Much like the rulers of Imperial Rome after whom he modeled himself, Napoléon used his official portraits to establish and cement his political power. These paintings were sent throughout the Empire, where they hung in important state buildings, courts, and palaces of the Emperor’s closest allies. Based on letters sent between Drolling and Napoléon’s Imperial staff, this portrait was almost certainly sent to the Illyrian provinces at Laybach (now Ljubljana, the capital of Slovenia), where it graced the walls of the government palace. Such official state commissions, exceptional in execution and provenance, are not merely portraits, but also represent important records of history.
Drolling’s monumental portrait, substantial in both size and symbolism, depicts the Emperor in all his glory. Dressed in a gold-accented ermine and velvet robe with the laurel wreath of the Caesars on his head, Napoléon is unmistakably assuming his place among history’s greatest leaders. His robe is embroidered with the Imperial bee, a symbol that also belonged to the Roman Emperor Charlemagne, one of the most revered ancient monarchs in the history of France. His right arm extends protectively over the Imperial crown, which rests on a velvet-lined table alongside the globus cruciger and hand of justice – traditional symbols of the French monarchy. This pose and gesture are reminiscent of the famed equestrian statue of the Roman Emperor Marcus Aurelius in the Capitoline Museums (Rome), which was long thought to depict the first Christian Emperor, Constantine.
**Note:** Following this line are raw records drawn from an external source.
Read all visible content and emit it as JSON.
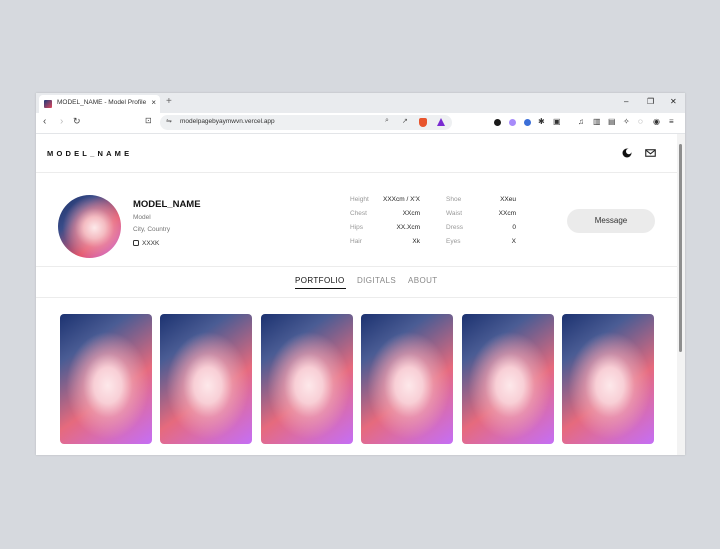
{
  "browser": {
    "tab_title": "MODEL_NAME - Model Profile",
    "tab_close": "×",
    "new_tab": "+",
    "url": "modelpagebyaymwvn.vercel.app",
    "controls": {
      "minimize": "–",
      "restore": "❐",
      "close": "✕"
    }
  },
  "site": {
    "logo": "MODEL_NAME",
    "profile": {
      "name": "MODEL_NAME",
      "role": "Model",
      "location": "City, Country",
      "instagram": "XXXK"
    },
    "stats": [
      {
        "label": "Height",
        "value": "XXXcm / X'X"
      },
      {
        "label": "Chest",
        "value": "XXcm"
      },
      {
        "label": "Hips",
        "value": "XX.Xcm"
      },
      {
        "label": "Hair",
        "value": "Xk"
      },
      {
        "label": "Shoe",
        "value": "XXeu"
      },
      {
        "label": "Waist",
        "value": "XXcm"
      },
      {
        "label": "Dress",
        "value": "0"
      },
      {
        "label": "Eyes",
        "value": "X"
      }
    ],
    "message_button": "Message",
    "tabs": [
      "PORTFOLIO",
      "DIGITALS",
      "ABOUT"
    ],
    "active_tab": "PORTFOLIO"
  },
  "colors": {
    "gradient_dark": "#1c3270",
    "gradient_red": "#e66a7d",
    "gradient_purple": "#c56ef5",
    "gradient_light": "#fde8ea"
  }
}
By surrounding himself with the regalia of ancient Roman and Frankish Emperors, Napoléon clearly places himself amidst their ranks. As a political statement and as a work of art, Napoléon’s coronation portraits express the Emperor’s personality at the very pinnacle of his power unlike any other painting completed during his lifetime.
A replica of this painting by Drolling of smaller dimensions is currently in the collection of the Fondation Napoléon (Paris). Similar portraits can be found in collections around the world, including the Château de Versailles, Musée du Louvre, Rijksmuseum, Metropolitan Museum of Art, and Musée Napoléon at Fontainebleau.